The future of the Old Firm

Jack Reilly tries but fails to prevent Colin Stein (right) from scoring for Rangers against Victoria at Olympic Park  in 1975. Source: Laurie Schwab collection, Deakin University Library.

The future of the Old Firm and Scottish football

Roy Hay

Glasgow Rangers is an institution in Scottish football and has been since the late nineteenth century. One half of the ‘Old Firm’ of Rangers and Celtic, their rivalry has dominated the Scottish game for more than a century. Whether this is for good or ill has always been questionable and their contribution to the burning issues of sectarianism and religious bigotry provokes controversy today. However it is the recent financial dealings of Rangers under the stewardship of David Murray and his successor Craig Whyte which has brought Rangers undone. The club was put into administration when it was found that Whyte had not paid monies due to the Inland Revenue in the United Kingdom, but this was only the trigger for a series of financial scandals dating back many years to be revealed. Not only that but criminal investigations have been launched into the actions of the various people involved.

Now the club has been sold by the administrators to a new company presided over by Charles Green, an English businessman connected with Sheffield United, and it is applying to play in the Scottish Premier League in the new season beginning next month. The Scottish Football Association, the body responsible for the game in this country, is on the sidelines awaiting the decision of the clubs in the Premier League. The League agreed recently that membership issues should be decided by a vote of all the clubs participating in the league and this is planned to take place later today. Most of the clubs have already indicated that they will vote against the readmission of Rangers, though Celtic, Kilmarnock and a couple of others have not announced their position publically.

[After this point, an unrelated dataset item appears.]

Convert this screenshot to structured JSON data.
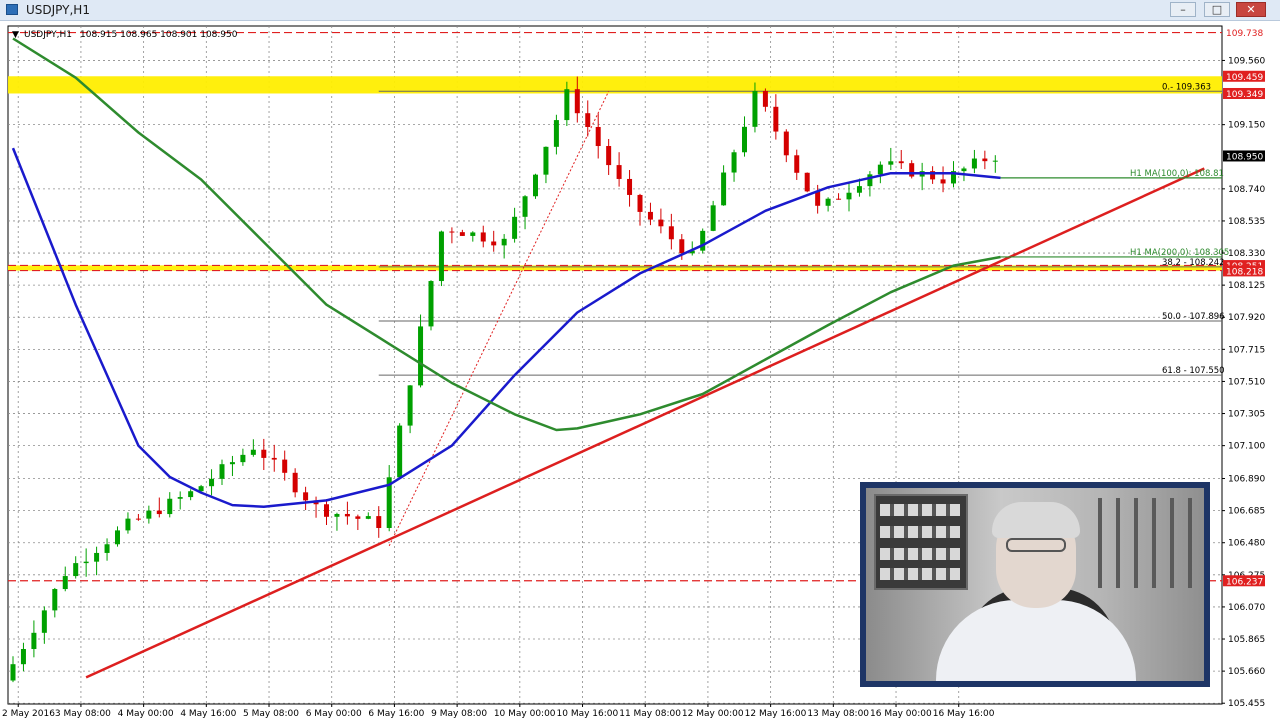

While there are likely to be contractual issues relating to the televising of matches if Rangers is not part of the Premier League, the majority of the clubs are arguing that Rangers should not be admitted. In that case, Rangers would probably seek to be included in the First Division of the Scottish League, the division below the Premier League but a separate competition. Here too there are problems as any new club applying to join the Scottish League must begin at the bottom in Division Three. So there is a very real possibility that Rangers could be playing against Annan Athletic, East Stirling and Stranraer in season 2012-13.

Rangers have already been excluded from European competition and there is ban on their signing new players, while many of the existing players took a pay cut to help the club fight the collapse into administration. Their understanding is that if the club was wound up they would be free to leave with no transfer fees involved. Striker Kyle Lafferty, for example, has already exercised this option and signed for Sion in Switzerland and most of last season’s first team squad have also indicated they will leave or have already done so. Rangers’ manager Ally McCoist is caught up in the imbroglio and though he has said he is staying relations with Charles Green are strained.

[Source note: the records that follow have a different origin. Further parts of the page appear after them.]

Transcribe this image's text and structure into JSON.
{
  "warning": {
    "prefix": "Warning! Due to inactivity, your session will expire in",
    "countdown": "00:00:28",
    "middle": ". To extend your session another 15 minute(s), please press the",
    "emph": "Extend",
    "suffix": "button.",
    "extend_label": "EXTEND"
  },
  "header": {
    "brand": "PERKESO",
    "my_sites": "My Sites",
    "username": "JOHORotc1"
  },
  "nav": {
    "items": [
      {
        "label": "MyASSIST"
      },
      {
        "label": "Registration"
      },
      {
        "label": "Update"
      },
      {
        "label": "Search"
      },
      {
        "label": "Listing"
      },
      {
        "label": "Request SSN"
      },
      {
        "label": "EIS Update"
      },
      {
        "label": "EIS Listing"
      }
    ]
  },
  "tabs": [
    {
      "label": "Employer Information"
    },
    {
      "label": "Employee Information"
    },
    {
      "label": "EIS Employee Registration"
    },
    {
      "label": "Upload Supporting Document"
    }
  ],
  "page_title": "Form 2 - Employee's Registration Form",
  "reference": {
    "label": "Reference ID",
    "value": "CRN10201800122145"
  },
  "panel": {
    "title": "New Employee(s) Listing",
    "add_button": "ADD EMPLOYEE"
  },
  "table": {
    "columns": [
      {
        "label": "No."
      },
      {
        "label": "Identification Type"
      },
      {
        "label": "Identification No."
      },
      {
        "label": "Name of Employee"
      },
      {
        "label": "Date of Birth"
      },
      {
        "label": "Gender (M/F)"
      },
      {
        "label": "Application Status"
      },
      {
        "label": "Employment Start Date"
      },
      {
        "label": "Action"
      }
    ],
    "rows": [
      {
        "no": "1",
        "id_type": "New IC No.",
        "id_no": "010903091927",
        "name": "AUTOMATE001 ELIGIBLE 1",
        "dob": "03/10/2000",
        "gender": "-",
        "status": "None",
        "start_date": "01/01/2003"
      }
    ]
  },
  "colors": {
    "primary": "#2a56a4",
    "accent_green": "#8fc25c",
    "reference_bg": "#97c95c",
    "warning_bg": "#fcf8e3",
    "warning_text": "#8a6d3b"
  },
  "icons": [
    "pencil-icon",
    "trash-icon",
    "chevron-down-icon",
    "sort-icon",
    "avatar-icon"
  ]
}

Since the Green takeover a number of high profile individuals in the game have been making noises about buying the club but so far none of these have got to the stage of credible offers and Green is understandably annoyed that they are exploiting concerns about his standing. Meanwhile the new season is fast approaching and unless decisions are made soon the whole of the professional game in Scotland will be in turmoil. There is an argument that only cleansing on the grand scale and the end of the Rangers-Celtic duopoly would give a chance for the game to be reconstructed from the grass-roots upwards. But given that attendances at games outside the Old Firm are in the low thousands and in most cases in the Second and Third Divisions in the hundreds it is not clear that this is  realistic prospect.

It is above all very sad that the country which did more than any other to foster the modern game has reached such depths.